Wisconsin is represented by major league teams in three sports: football, baseball, and basketball. Lambeau Field, located in Green Bay, Wisconsin, is home to the National Football League's Green Bay Packers. The Packers have been part of the NFL since the league's second season in 1921 and hold the record for the most NFL titles, earning the city of Green Bay the nickname "Titletown USA". The Packers are the smallest city franchise in the NFL, and is the only one owned by shareholders statewide. The franchise was founded by "Curly" Lambeau who played and coached for them. The Green Bay Packers are one of the most successful small-market professional sports franchises in the world and have won 13 NFL championships, including the first two AFL-NFL Championship games (Super Bowls I and II) ,Super Bowl XXXI and Super Bowl XLV . The state's support of the team is evidenced by the 81,000-person waiting list for season tickets to Lambeau Field.
The Milwaukee Brewers, the state's only major league baseball team, play in Miller Park in Milwaukee, the successor to Milwaukee County Stadium since 2001. In 1982, the Brewers won the American League Championship, marking their most successful season. The team switched from the American League to the National League starting with the 1998 season.
The Milwaukee Bucks of the National Basketball Association play home games at the Bradley Center. The Bucks won the NBA Championship in 1971.

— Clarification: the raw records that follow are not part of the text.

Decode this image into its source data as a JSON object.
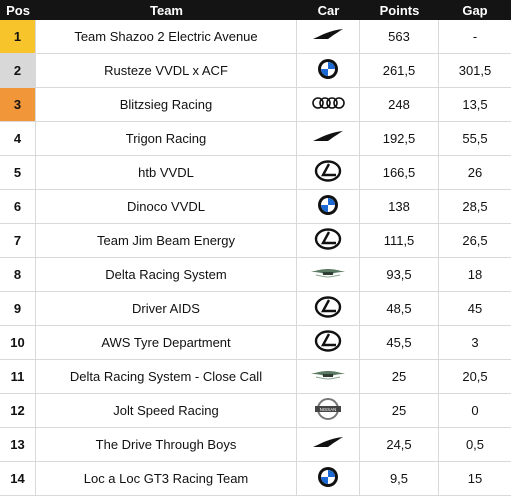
{
  "headers": {
    "pos": "Pos",
    "team": "Team",
    "car": "Car",
    "points": "Points",
    "gap": "Gap"
  },
  "colors": {
    "header_bg": "#141414",
    "gold": "#f7c52b",
    "silver": "#d8d8d8",
    "bronze": "#f2963a"
  },
  "rows": [
    {
      "pos": "1",
      "team": "Team Shazoo 2 Electric Avenue",
      "car": "mclaren-icon",
      "points": "563",
      "gap": "-"
    },
    {
      "pos": "2",
      "team": "Rusteze VVDL x ACF",
      "car": "bmw-icon",
      "points": "261,5",
      "gap": "301,5"
    },
    {
      "pos": "3",
      "team": "Blitzsieg Racing",
      "car": "audi-icon",
      "points": "248",
      "gap": "13,5"
    },
    {
      "pos": "4",
      "team": "Trigon Racing",
      "car": "mclaren-icon",
      "points": "192,5",
      "gap": "55,5"
    },
    {
      "pos": "5",
      "team": "htb VVDL",
      "car": "lexus-icon",
      "points": "166,5",
      "gap": "26"
    },
    {
      "pos": "6",
      "team": "Dinoco VVDL",
      "car": "bmw-icon",
      "points": "138",
      "gap": "28,5"
    },
    {
      "pos": "7",
      "team": "Team Jim Beam Energy",
      "car": "lexus-icon",
      "points": "111,5",
      "gap": "26,5"
    },
    {
      "pos": "8",
      "team": "Delta Racing System",
      "car": "aston-martin-icon",
      "points": "93,5",
      "gap": "18"
    },
    {
      "pos": "9",
      "team": "Driver AIDS",
      "car": "lexus-icon",
      "points": "48,5",
      "gap": "45"
    },
    {
      "pos": "10",
      "team": "AWS Tyre Department",
      "car": "lexus-icon",
      "points": "45,5",
      "gap": "3"
    },
    {
      "pos": "11",
      "team": "Delta Racing System - Close Call",
      "car": "aston-martin-icon",
      "points": "25",
      "gap": "20,5"
    },
    {
      "pos": "12",
      "team": "Jolt Speed Racing",
      "car": "nissan-icon",
      "points": "25",
      "gap": "0"
    },
    {
      "pos": "13",
      "team": "The Drive Through Boys",
      "car": "mclaren-icon",
      "points": "24,5",
      "gap": "0,5"
    },
    {
      "pos": "14",
      "team": "Loc a Loc GT3 Racing Team",
      "car": "bmw-icon",
      "points": "9,5",
      "gap": "15"
    }
  ]
}
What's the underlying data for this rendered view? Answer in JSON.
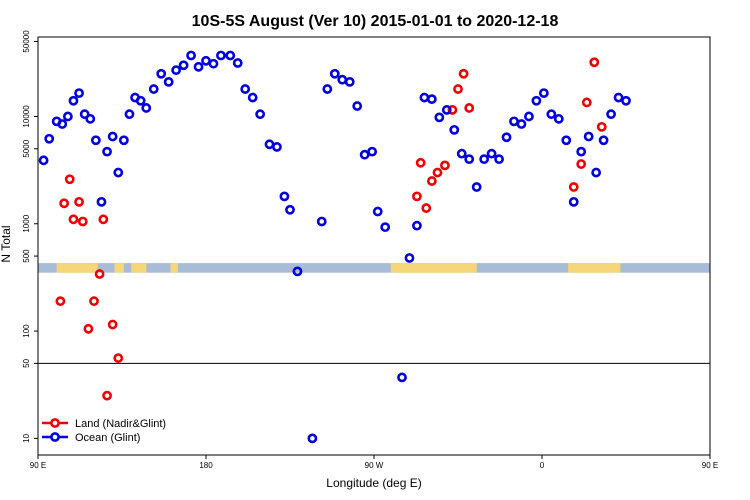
{
  "chart_data": {
    "type": "scatter",
    "title": "10S-5S August (Ver 10)   2015-01-01 to 2020-12-18",
    "xlabel": "Longitude (deg E)",
    "ylabel": "N Total",
    "x_range": [
      90,
      450
    ],
    "y_scale": "log",
    "ylim": [
      7,
      55000
    ],
    "x_ticks": [
      {
        "value": 90,
        "label": "90 E"
      },
      {
        "value": 180,
        "label": "180"
      },
      {
        "value": 270,
        "label": "90 W"
      },
      {
        "value": 360,
        "label": "0"
      },
      {
        "value": 450,
        "label": "90 E"
      },
      {
        "value": 540,
        "label": "180"
      }
    ],
    "y_ticks": [
      {
        "value": 10,
        "label": "10"
      },
      {
        "value": 50,
        "label": "50"
      },
      {
        "value": 100,
        "label": "100"
      },
      {
        "value": 500,
        "label": "500"
      },
      {
        "value": 1000,
        "label": "1000"
      },
      {
        "value": 5000,
        "label": "5000"
      },
      {
        "value": 10000,
        "label": "10000"
      },
      {
        "value": 50000,
        "label": "50000"
      }
    ],
    "reference_line_y": 50,
    "map_strip": {
      "y_range": [
        350,
        430
      ],
      "ocean_color": "#a8bcd8",
      "land_color": "#f5d77a",
      "land_segments": [
        [
          100,
          122
        ],
        [
          131,
          136
        ],
        [
          140,
          148
        ],
        [
          161,
          165
        ],
        [
          279,
          325
        ],
        [
          374,
          402
        ],
        [
          453,
          462
        ]
      ]
    },
    "series": [
      {
        "name": "Land (Nadir&Glint)",
        "color": "#ee0000",
        "points": [
          [
            102,
            190
          ],
          [
            104,
            1550
          ],
          [
            107,
            2600
          ],
          [
            109,
            1100
          ],
          [
            112,
            1600
          ],
          [
            114,
            1050
          ],
          [
            117,
            105
          ],
          [
            120,
            190
          ],
          [
            123,
            340
          ],
          [
            125,
            1100
          ],
          [
            127,
            25
          ],
          [
            130,
            115
          ],
          [
            133,
            56
          ],
          [
            293,
            1800
          ],
          [
            295,
            3700
          ],
          [
            298,
            1400
          ],
          [
            301,
            2500
          ],
          [
            304,
            3000
          ],
          [
            308,
            3500
          ],
          [
            312,
            11500
          ],
          [
            315,
            18000
          ],
          [
            318,
            25000
          ],
          [
            321,
            12000
          ],
          [
            377,
            2200
          ],
          [
            381,
            3600
          ],
          [
            384,
            13500
          ],
          [
            388,
            32000
          ],
          [
            392,
            8000
          ],
          [
            462,
            190
          ],
          [
            464,
            1550
          ],
          [
            467,
            2600
          ],
          [
            469,
            1100
          ],
          [
            472,
            1600
          ],
          [
            474,
            1050
          ],
          [
            477,
            105
          ],
          [
            480,
            190
          ],
          [
            483,
            340
          ],
          [
            485,
            1100
          ],
          [
            487,
            25
          ],
          [
            490,
            115
          ],
          [
            493,
            56
          ]
        ]
      },
      {
        "name": "Ocean (Glint)",
        "color": "#0000dd",
        "points": [
          [
            93,
            3900
          ],
          [
            96,
            6200
          ],
          [
            100,
            9000
          ],
          [
            103,
            8500
          ],
          [
            106,
            10000
          ],
          [
            109,
            14000
          ],
          [
            112,
            16500
          ],
          [
            115,
            10500
          ],
          [
            118,
            9500
          ],
          [
            121,
            6000
          ],
          [
            124,
            1600
          ],
          [
            127,
            4700
          ],
          [
            130,
            6500
          ],
          [
            133,
            3000
          ],
          [
            136,
            6000
          ],
          [
            139,
            10500
          ],
          [
            142,
            15000
          ],
          [
            145,
            14000
          ],
          [
            148,
            12000
          ],
          [
            152,
            18000
          ],
          [
            156,
            25000
          ],
          [
            160,
            21000
          ],
          [
            164,
            27000
          ],
          [
            168,
            30000
          ],
          [
            172,
            37000
          ],
          [
            176,
            29000
          ],
          [
            180,
            33000
          ],
          [
            184,
            31000
          ],
          [
            188,
            37000
          ],
          [
            193,
            37000
          ],
          [
            197,
            31500
          ],
          [
            201,
            18000
          ],
          [
            205,
            15000
          ],
          [
            209,
            10500
          ],
          [
            214,
            5500
          ],
          [
            218,
            5200
          ],
          [
            222,
            1800
          ],
          [
            225,
            1350
          ],
          [
            229,
            360
          ],
          [
            237,
            10
          ],
          [
            242,
            1050
          ],
          [
            245,
            18000
          ],
          [
            249,
            25000
          ],
          [
            253,
            22000
          ],
          [
            257,
            21000
          ],
          [
            261,
            12500
          ],
          [
            265,
            4400
          ],
          [
            269,
            4700
          ],
          [
            272,
            1300
          ],
          [
            276,
            930
          ],
          [
            285,
            37
          ],
          [
            289,
            480
          ],
          [
            293,
            960
          ],
          [
            297,
            15000
          ],
          [
            301,
            14500
          ],
          [
            305,
            9800
          ],
          [
            309,
            11500
          ],
          [
            313,
            7500
          ],
          [
            317,
            4500
          ],
          [
            321,
            4000
          ],
          [
            325,
            2200
          ],
          [
            329,
            4000
          ],
          [
            333,
            4500
          ],
          [
            337,
            4000
          ],
          [
            341,
            6400
          ],
          [
            345,
            9000
          ],
          [
            349,
            8500
          ],
          [
            353,
            10000
          ],
          [
            357,
            14000
          ],
          [
            361,
            16500
          ],
          [
            365,
            10500
          ],
          [
            369,
            9500
          ],
          [
            373,
            6000
          ],
          [
            377,
            1600
          ],
          [
            381,
            4700
          ],
          [
            385,
            6500
          ],
          [
            389,
            3000
          ],
          [
            393,
            6000
          ],
          [
            397,
            10500
          ],
          [
            401,
            15000
          ],
          [
            405,
            14000
          ]
        ]
      }
    ],
    "legend_position": "bottom-left"
  }
}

The state also has minor league teams in hockey (Milwaukee Admirals) and baseball (the Wisconsin Timber Rattlers, based in Appleton and the Beloit Snappers of the Class A minor leagues). Wisconsin is also home to the Madison Mallards, the La Crosse Loggers, the Eau Claire Express, the Green Bay Bullfrogs, the Wisconsin Woodchucks, and the Wisconsin Rapids Rafters of the Northwoods League, a collegiate all-star summer league. In arena football Wisconsin is represented by three teams: the Wisconsin Wolfpack in Madison in the CIFL; the Green Bay Blizzard of the IFL, and the Milwaukee Mustangs of the AFL.
Wisconsin also has many college sports programs, including the Wisconsin Badgers, of the University of Wisconsin–Madison and the Panthers of University of Wisconsin - Milwaukee. The Wisconsin Badgers football former head coach Barry Alvarez led the Badgers to three Rose Bowl championships, including back-to-back victories in 1999 and 2000. The Badger men's basketball team won the national title in 1941 and made a second trip to college basketball's Final Four in 2000. The Badgers claimed a historic dual championship in 2006 when both the women's and men's hockey teams won national titles.
The Marquette Golden Eagles of the Big East Conference, the state's other major collegiate program, is known for its men's basketball team, which, under the direction of Al McGuire, won the NCAA National Championship in 1977. The team returned to the Final Four in 2003.
The Semi-Professional Northern Elite Football League consists of many teams from Wisconsin. The league is made up of former professional, collegiate, and high school players. Teams from Wisconsin include: The Green Bay Gladiators from Green Bay, WI, The Fox Valley Force in Appleton, WI, The Kimberly Storm in Kimberly, WI, The Central Wisconsin Spartans in Wausau, WI, The Eau Claire Crush and the Chippewa Valley Predators from Eau Claire, WI, and the Lake Superior Rage from Superior, WI. The league also has teams in Michigan and Minnesota. Teams play from May until August.
Wisconsin is home to the world's oldest operational racetrack. The Milwaukee Mile, located in State Fair Park in West Allis held races there long before the Indy 500.
Wisconsin is home to the nation's oldest operating velodrome in Kenosha where races have been held every year since 1927.